Namsnanny, maybe Idk whereof I speak because I'm not estranged at the moment (who knows what the future holds?) though I do have friends who are. But, imo, your reaction is good, if only because you know you tried - and, in later years, you can tell your gc that you tried. Sorry you're feeling down today and sending hugs!
Dontask me, I'm glad you're coming to terms with your situation and have a "mission," as you call it, that helps you feel better. I don't want to raise false hopes, but isn't it possible that your gc will reach out to you when they are old enough to do so on their own? I know it doesn't necessarily happen, but Iv heard of it, even on here, I think. So you may see them again, even if, sadly, it's not for a long, long time.
And that's why, Aqua, I don't think gd will "forget all about" you. The fact that she expresses missing you shows you are an important person in her life. Her parents can loosen the ties , but they can't erase all the fond memories. Again, I don't want to raise false hopes, but I believe she will reach out to you again someday when she can do things on her own.
Oh, and I want to amend something I said earlier. I don't think as and dil are calling sister "grandma" out of respect for xh. I imagine it's for gd's sake. How can her great-aunt be married to grampa? Confusing for a child and yet a very messy situation to explain. I'm not crazy about the way the parents are handling it, but I suspect they don't want to have to tell her that people do what your xh and sister did. So they'd rather she not know that sister was ever that, your sister. I don't like this - secrets and lies - not a very good plan, imo. But it's a complicated situation that sister and xh created. And I'm not sure if there's any "good" way to handle it. I just hope that realizing that they might be calling sister "grandma" for gd's sake might make it easier for you to bear.

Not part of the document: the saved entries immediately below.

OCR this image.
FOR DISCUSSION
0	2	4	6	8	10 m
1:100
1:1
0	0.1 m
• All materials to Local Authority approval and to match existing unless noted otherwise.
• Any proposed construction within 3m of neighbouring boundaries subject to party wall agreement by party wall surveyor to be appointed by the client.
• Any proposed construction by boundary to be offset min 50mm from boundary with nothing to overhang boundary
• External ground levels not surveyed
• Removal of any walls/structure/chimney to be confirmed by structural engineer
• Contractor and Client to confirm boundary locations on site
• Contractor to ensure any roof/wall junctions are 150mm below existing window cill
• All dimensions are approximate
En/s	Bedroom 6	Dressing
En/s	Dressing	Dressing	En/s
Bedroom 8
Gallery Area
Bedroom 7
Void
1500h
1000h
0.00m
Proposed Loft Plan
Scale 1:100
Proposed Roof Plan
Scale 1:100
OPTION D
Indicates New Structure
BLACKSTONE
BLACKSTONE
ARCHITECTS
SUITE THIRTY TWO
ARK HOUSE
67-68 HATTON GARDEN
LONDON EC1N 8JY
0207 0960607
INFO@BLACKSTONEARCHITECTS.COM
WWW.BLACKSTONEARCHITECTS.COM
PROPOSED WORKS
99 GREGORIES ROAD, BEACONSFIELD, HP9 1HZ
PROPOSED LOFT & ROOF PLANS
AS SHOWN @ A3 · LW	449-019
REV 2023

If that's what they're doing, I get why they don't want you to explain that sister is, in fact, your sister. But I don't think they should have expected you to know that. We're none of us mind readers, after all. If you get to talk with as, and if you think Iv hit on the true reason for this, perhaps you can tell him that you understand now and that you won't mention anything like that again? I know you didn't ask for advice, but I just can't help that you might be able to resume a relationship w/ gd if the parents see they can trust you to follow their t & c.
I don't get why they told gd you aren't "family" though. Why can't there be two gms from as' side - a gm and a sgm (stepgrandmother)? Lots of families have that situation. Or did they mean you're not "immediate family," as I think agnurse mentioned? They may have simply meant you're not part of the core family that includes just them and gd. If you get a chance, I would ask as what "not family" means just as a question, not a complaint.
I know some posters didn't find agnurse' distinguishing between immediate and extended family helpful. But if that's all as and dil meant, then perhaps it's not as bad as it sounded when gd said it. If they meant more than that, then I don't get it and I'm very sorry.